Granny D believes that campaign finance reform is a "gateway issue"--that other public policy issues of the greatest importance cannot be adequately addressed until the corrosive influence of big money in politics is removed. She supports the McCain-Feingold and Shays-Meehan bills that would ban unlimited soft-money contributions, but she also feels that more comprehensive reforms--like free TV time and full public financing of campaigns--are needed to free candidates from the burden of raising money and then becoming beholden to those who give it.
We left on Monday afternoon in three vans from the Carrboro Plaza parking lot and stayed overnight in Arlington, Va. Tuesday morning was beautiful, a perfect day for the march. About 2,000 people were there and everyone was so excited and jubilant--and of course there were the banners and signs: "Granny D Speaks for Me" and "Elections That Are For Sale Aren't Free." Peter Walz, who works for the N.C. Alliance for Democracy, had arranged for wheelchairs just in case, and people took turns riding in them.

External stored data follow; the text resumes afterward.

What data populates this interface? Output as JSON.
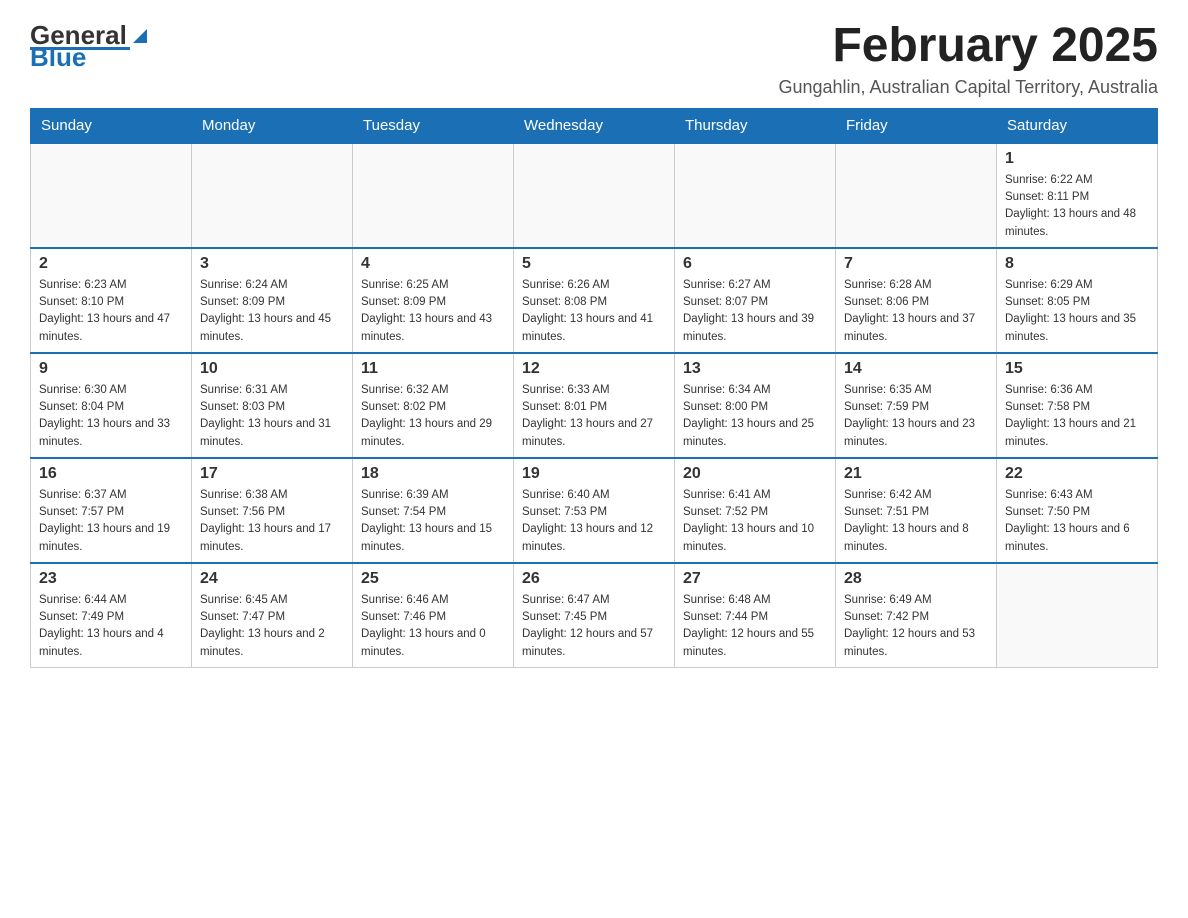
{
  "header": {
    "logo": {
      "text_general": "General",
      "text_blue": "Blue"
    },
    "month_title": "February 2025",
    "location": "Gungahlin, Australian Capital Territory, Australia"
  },
  "weekdays": [
    "Sunday",
    "Monday",
    "Tuesday",
    "Wednesday",
    "Thursday",
    "Friday",
    "Saturday"
  ],
  "weeks": [
    [
      {
        "day": "",
        "sunrise": "",
        "sunset": "",
        "daylight": ""
      },
      {
        "day": "",
        "sunrise": "",
        "sunset": "",
        "daylight": ""
      },
      {
        "day": "",
        "sunrise": "",
        "sunset": "",
        "daylight": ""
      },
      {
        "day": "",
        "sunrise": "",
        "sunset": "",
        "daylight": ""
      },
      {
        "day": "",
        "sunrise": "",
        "sunset": "",
        "daylight": ""
      },
      {
        "day": "",
        "sunrise": "",
        "sunset": "",
        "daylight": ""
      },
      {
        "day": "1",
        "sunrise": "Sunrise: 6:22 AM",
        "sunset": "Sunset: 8:11 PM",
        "daylight": "Daylight: 13 hours and 48 minutes."
      }
    ],
    [
      {
        "day": "2",
        "sunrise": "Sunrise: 6:23 AM",
        "sunset": "Sunset: 8:10 PM",
        "daylight": "Daylight: 13 hours and 47 minutes."
      },
      {
        "day": "3",
        "sunrise": "Sunrise: 6:24 AM",
        "sunset": "Sunset: 8:09 PM",
        "daylight": "Daylight: 13 hours and 45 minutes."
      },
      {
        "day": "4",
        "sunrise": "Sunrise: 6:25 AM",
        "sunset": "Sunset: 8:09 PM",
        "daylight": "Daylight: 13 hours and 43 minutes."
      },
      {
        "day": "5",
        "sunrise": "Sunrise: 6:26 AM",
        "sunset": "Sunset: 8:08 PM",
        "daylight": "Daylight: 13 hours and 41 minutes."
      },
      {
        "day": "6",
        "sunrise": "Sunrise: 6:27 AM",
        "sunset": "Sunset: 8:07 PM",
        "daylight": "Daylight: 13 hours and 39 minutes."
      },
      {
        "day": "7",
        "sunrise": "Sunrise: 6:28 AM",
        "sunset": "Sunset: 8:06 PM",
        "daylight": "Daylight: 13 hours and 37 minutes."
      },
      {
        "day": "8",
        "sunrise": "Sunrise: 6:29 AM",
        "sunset": "Sunset: 8:05 PM",
        "daylight": "Daylight: 13 hours and 35 minutes."
      }
    ],
    [
      {
        "day": "9",
        "sunrise": "Sunrise: 6:30 AM",
        "sunset": "Sunset: 8:04 PM",
        "daylight": "Daylight: 13 hours and 33 minutes."
      },
      {
        "day": "10",
        "sunrise": "Sunrise: 6:31 AM",
        "sunset": "Sunset: 8:03 PM",
        "daylight": "Daylight: 13 hours and 31 minutes."
      },
      {
        "day": "11",
        "sunrise": "Sunrise: 6:32 AM",
        "sunset": "Sunset: 8:02 PM",
        "daylight": "Daylight: 13 hours and 29 minutes."
      },
      {
        "day": "12",
        "sunrise": "Sunrise: 6:33 AM",
        "sunset": "Sunset: 8:01 PM",
        "daylight": "Daylight: 13 hours and 27 minutes."
      },
      {
        "day": "13",
        "sunrise": "Sunrise: 6:34 AM",
        "sunset": "Sunset: 8:00 PM",
        "daylight": "Daylight: 13 hours and 25 minutes."
      },
      {
        "day": "14",
        "sunrise": "Sunrise: 6:35 AM",
        "sunset": "Sunset: 7:59 PM",
        "daylight": "Daylight: 13 hours and 23 minutes."
      },
      {
        "day": "15",
        "sunrise": "Sunrise: 6:36 AM",
        "sunset": "Sunset: 7:58 PM",
        "daylight": "Daylight: 13 hours and 21 minutes."
      }
    ],
    [
      {
        "day": "16",
        "sunrise": "Sunrise: 6:37 AM",
        "sunset": "Sunset: 7:57 PM",
        "daylight": "Daylight: 13 hours and 19 minutes."
      },
      {
        "day": "17",
        "sunrise": "Sunrise: 6:38 AM",
        "sunset": "Sunset: 7:56 PM",
        "daylight": "Daylight: 13 hours and 17 minutes."
      },
      {
        "day": "18",
        "sunrise": "Sunrise: 6:39 AM",
        "sunset": "Sunset: 7:54 PM",
        "daylight": "Daylight: 13 hours and 15 minutes."
      },
      {
        "day": "19",
        "sunrise": "Sunrise: 6:40 AM",
        "sunset": "Sunset: 7:53 PM",
        "daylight": "Daylight: 13 hours and 12 minutes."
      },
      {
        "day": "20",
        "sunrise": "Sunrise: 6:41 AM",
        "sunset": "Sunset: 7:52 PM",
        "daylight": "Daylight: 13 hours and 10 minutes."
      },
      {
        "day": "21",
        "sunrise": "Sunrise: 6:42 AM",
        "sunset": "Sunset: 7:51 PM",
        "daylight": "Daylight: 13 hours and 8 minutes."
      },
      {
        "day": "22",
        "sunrise": "Sunrise: 6:43 AM",
        "sunset": "Sunset: 7:50 PM",
        "daylight": "Daylight: 13 hours and 6 minutes."
      }
    ],
    [
      {
        "day": "23",
        "sunrise": "Sunrise: 6:44 AM",
        "sunset": "Sunset: 7:49 PM",
        "daylight": "Daylight: 13 hours and 4 minutes."
      },
      {
        "day": "24",
        "sunrise": "Sunrise: 6:45 AM",
        "sunset": "Sunset: 7:47 PM",
        "daylight": "Daylight: 13 hours and 2 minutes."
      },
      {
        "day": "25",
        "sunrise": "Sunrise: 6:46 AM",
        "sunset": "Sunset: 7:46 PM",
        "daylight": "Daylight: 13 hours and 0 minutes."
      },
      {
        "day": "26",
        "sunrise": "Sunrise: 6:47 AM",
        "sunset": "Sunset: 7:45 PM",
        "daylight": "Daylight: 12 hours and 57 minutes."
      },
      {
        "day": "27",
        "sunrise": "Sunrise: 6:48 AM",
        "sunset": "Sunset: 7:44 PM",
        "daylight": "Daylight: 12 hours and 55 minutes."
      },
      {
        "day": "28",
        "sunrise": "Sunrise: 6:49 AM",
        "sunset": "Sunset: 7:42 PM",
        "daylight": "Daylight: 12 hours and 53 minutes."
      },
      {
        "day": "",
        "sunrise": "",
        "sunset": "",
        "daylight": ""
      }
    ]
  ]
}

Granny D led the march and we were toward the back, so it wasn't until we stopped to rest about halfway that I really got a close-up look at her. I knew that seeing Granny D would inspire me, but I wasn't prepared for how forceful she is and how strong her voice is. Later, at the Capitol, someone referred to her as a sweet little lady, and she gave him such a look of surprise and amusement. Well, this tiny, frail-looking woman is a powerful speaker. She reminded me of Martin Luther King and Winston Churchill with her cadences, the beauty of what she had to say and her vision for this country.
"If I have offended some senators, that is as it should be!" she declared. Remembering Arlington Cemetery, she asked them: "How did you dare to think that we were so unpatriotic to have forgotten all those rows upon rows of graves that mark how much we, as a people, care for our freedom and our equality?"
I hope that people got a chance, not just to hear about her, but to see her and hear her speech. It really would light a fire in anyone whose soul is not dead.
Sens. Russell Feingold of Wisconsin and Paul Wellstone of Minnesota also spoke to us at the Capitol, along with representatives of Common Cause and the League of Women Voters. The only jarring note was the overzealousness of the police in herding us to the sidelines and away from the steps of the Capitol. After all, we were there for reform, not to overthrow the government.
Afterwards, our North Carolina delegation met in a grassy park across the street from the Capitol, where Sen. John Edwards and Rep. David Price both spoke to us in favor of campaign finance reform, and congressman Price told the Senate to "get on the stick." (Shays-Meehan has passed in the House of Representatives, but the Senate refuses to pass McCain-Feingold.) Then the Raging Grannies sang--songs like "Influence Peddling" and "America's Being Sold" (to the tune of "America the Beautiful").
The march got a lot of attention from the press--there were at least 15 television cameras there--and it was a very heady feeling. Our North Carolina group also got a great reception from the other marchers, which helped us return home with renewed spirit and togetherness.
This issue is definitely catching on, and the message is going out to the heartland.
I agree with Granny D: Campaign finance reform undergirds everything we care about that is threatened by the influence of corporations and big money in politics, and if that process continues, we are a democracy in name only. But I think we're ready to fight back. And though you would think that Granny D, after walking 10 miles a day, six days a week for more than a year, would want to go home and take a rest, now she's going to take the issue into as many communities as she can. She promised to visit every state where there's an anti-reform senator running for re-election this year and help organize the opposition. Her message is: "Let's Snap Out of It!"